Just as managing editors are lamenting the fact that the magic word technocracy no longer possesses that extra something--front page allurement--the inventive genius of the American mind conceives another startling idea for doctoring the ills of the stricken world. "Biocracy" is the name for it, and it is a rival to the technocratic cure-all.
The new hypothesis is the brain-child of Dr. Walter B. Cannon, Harvard physiologist, and it proposes the application of simple biological laws to economic and social problems. The basis of the theory according to its founder rests upon the similarity of the body politic to the human body in susceptibility to maladjustment.

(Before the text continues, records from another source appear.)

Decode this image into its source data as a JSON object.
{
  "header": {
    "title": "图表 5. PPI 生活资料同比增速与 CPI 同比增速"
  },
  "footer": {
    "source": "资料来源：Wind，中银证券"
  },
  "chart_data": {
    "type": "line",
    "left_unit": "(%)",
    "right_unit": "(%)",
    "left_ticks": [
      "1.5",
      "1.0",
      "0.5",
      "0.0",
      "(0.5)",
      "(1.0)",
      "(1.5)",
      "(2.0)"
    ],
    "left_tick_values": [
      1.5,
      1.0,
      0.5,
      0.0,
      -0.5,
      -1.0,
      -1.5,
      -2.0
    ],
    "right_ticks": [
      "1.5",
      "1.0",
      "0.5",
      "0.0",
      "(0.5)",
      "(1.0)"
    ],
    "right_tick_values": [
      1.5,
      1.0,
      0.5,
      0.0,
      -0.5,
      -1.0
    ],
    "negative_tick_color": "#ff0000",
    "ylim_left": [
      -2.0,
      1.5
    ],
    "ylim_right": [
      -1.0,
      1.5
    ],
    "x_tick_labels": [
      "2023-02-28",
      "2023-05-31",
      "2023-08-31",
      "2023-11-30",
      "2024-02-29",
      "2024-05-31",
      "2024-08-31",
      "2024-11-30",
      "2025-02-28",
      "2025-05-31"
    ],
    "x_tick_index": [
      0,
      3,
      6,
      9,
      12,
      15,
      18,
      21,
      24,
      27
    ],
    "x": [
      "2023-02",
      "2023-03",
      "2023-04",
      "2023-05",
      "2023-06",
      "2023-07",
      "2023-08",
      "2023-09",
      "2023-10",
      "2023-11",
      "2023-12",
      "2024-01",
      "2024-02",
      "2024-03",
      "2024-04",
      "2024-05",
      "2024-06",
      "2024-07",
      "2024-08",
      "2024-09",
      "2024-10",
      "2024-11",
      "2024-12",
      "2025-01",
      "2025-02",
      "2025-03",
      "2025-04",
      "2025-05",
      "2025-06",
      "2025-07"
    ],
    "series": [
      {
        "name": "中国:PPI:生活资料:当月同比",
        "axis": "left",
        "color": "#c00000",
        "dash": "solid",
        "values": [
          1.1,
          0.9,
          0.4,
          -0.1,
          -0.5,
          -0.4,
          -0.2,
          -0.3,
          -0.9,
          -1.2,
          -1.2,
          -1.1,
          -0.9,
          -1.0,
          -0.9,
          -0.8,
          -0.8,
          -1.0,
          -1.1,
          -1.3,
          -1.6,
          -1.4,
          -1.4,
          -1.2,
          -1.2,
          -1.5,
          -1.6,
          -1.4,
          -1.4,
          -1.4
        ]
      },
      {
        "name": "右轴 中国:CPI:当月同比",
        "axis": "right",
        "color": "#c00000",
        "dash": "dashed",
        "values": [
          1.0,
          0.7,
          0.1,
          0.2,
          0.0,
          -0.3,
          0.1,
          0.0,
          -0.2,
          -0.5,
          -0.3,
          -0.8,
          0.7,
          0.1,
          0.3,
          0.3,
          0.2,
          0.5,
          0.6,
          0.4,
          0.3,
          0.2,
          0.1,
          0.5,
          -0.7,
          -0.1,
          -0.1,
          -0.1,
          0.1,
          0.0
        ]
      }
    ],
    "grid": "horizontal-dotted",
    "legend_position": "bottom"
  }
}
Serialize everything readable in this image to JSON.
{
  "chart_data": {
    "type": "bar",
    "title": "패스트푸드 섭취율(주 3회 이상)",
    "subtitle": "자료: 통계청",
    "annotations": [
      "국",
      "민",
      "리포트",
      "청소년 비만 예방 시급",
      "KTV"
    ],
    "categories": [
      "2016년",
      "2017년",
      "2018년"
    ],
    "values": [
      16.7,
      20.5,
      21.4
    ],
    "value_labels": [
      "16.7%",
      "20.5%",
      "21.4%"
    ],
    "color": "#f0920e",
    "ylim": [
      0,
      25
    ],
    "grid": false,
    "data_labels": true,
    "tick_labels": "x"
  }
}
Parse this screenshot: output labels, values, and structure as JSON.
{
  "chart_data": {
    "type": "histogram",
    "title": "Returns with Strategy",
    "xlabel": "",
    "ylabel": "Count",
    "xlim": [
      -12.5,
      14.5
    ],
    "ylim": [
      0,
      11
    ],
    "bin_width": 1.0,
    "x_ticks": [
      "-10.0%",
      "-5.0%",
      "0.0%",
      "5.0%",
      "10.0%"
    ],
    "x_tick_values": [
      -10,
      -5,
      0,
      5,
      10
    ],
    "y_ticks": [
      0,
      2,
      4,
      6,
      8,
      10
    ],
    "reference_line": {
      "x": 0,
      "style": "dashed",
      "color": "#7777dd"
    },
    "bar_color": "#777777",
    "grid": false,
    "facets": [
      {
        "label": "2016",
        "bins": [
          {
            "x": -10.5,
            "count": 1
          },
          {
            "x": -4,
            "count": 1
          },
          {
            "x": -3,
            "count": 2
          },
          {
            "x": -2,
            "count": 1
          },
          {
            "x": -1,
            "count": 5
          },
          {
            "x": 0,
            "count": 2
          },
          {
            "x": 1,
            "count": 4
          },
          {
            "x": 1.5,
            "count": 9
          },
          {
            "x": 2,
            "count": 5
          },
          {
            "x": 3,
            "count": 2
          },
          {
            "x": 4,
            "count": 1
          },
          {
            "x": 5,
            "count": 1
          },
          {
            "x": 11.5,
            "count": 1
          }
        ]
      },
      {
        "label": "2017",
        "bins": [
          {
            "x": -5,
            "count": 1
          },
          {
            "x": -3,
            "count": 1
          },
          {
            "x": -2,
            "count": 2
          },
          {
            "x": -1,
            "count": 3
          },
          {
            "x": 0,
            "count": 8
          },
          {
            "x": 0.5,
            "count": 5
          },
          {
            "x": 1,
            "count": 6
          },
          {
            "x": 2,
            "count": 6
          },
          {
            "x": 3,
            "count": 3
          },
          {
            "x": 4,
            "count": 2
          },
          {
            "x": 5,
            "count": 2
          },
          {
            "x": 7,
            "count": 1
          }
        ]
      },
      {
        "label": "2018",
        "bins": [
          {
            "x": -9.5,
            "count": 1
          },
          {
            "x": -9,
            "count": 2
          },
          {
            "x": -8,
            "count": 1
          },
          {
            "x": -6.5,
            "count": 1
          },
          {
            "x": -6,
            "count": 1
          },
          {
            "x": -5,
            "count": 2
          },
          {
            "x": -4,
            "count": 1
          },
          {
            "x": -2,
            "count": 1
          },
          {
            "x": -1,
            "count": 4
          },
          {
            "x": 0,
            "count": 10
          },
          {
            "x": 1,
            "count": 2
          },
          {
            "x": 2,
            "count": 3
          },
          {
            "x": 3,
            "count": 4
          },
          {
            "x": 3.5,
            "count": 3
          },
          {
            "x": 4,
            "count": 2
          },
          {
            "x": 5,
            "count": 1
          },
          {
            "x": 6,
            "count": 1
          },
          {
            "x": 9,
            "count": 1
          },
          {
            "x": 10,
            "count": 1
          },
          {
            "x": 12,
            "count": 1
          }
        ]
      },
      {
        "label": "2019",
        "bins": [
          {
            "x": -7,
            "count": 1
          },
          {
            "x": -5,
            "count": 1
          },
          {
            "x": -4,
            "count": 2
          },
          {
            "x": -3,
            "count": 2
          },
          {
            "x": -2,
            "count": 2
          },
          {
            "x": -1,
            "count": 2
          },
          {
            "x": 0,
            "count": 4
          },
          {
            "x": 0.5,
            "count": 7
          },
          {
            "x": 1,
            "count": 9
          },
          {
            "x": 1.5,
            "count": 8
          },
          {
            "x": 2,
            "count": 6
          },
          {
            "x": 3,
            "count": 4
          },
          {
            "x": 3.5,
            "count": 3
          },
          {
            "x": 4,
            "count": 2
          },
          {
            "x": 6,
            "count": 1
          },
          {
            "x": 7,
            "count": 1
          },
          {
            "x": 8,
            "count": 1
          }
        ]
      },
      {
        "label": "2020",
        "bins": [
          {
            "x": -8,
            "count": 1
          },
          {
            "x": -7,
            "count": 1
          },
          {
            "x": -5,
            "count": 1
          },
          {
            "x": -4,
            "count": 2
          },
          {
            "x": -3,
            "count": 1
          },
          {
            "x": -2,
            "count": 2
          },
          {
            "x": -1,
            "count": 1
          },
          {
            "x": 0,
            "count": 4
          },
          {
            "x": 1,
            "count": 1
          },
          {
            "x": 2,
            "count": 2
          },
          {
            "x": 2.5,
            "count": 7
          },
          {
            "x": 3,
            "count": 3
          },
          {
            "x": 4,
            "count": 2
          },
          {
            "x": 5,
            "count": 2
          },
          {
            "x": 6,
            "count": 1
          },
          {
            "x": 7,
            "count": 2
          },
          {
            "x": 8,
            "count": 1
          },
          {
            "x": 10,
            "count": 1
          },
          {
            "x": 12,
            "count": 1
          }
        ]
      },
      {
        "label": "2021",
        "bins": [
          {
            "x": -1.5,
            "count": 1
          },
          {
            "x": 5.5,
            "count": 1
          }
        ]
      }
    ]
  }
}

Just what the champion of the new doctrine means by stating that the theory utilizes the "calm and sensible equilibrium" is not absolutely clear; nor, is it apparent just what the biological basis for the solution of financial, industrial and governmental problems actually may be. Obscurity may prove to be one of the theory's strong points of appeal, however, for in the light of current history certainly, the attractiveness of novel schemes seems to vary inversely with their capacity to be clearly understood.
The eagerness with which such cure-alls are seized by the American public gives a very good indication of the general feeling of despondency and gloom caused by the depression. The average American is willing to grasp at a straw and to cling tenaciously until the last vestige of hope is withdrawn. It is a bad sign of the times. After Biocracy what? Cornell Daily Sun.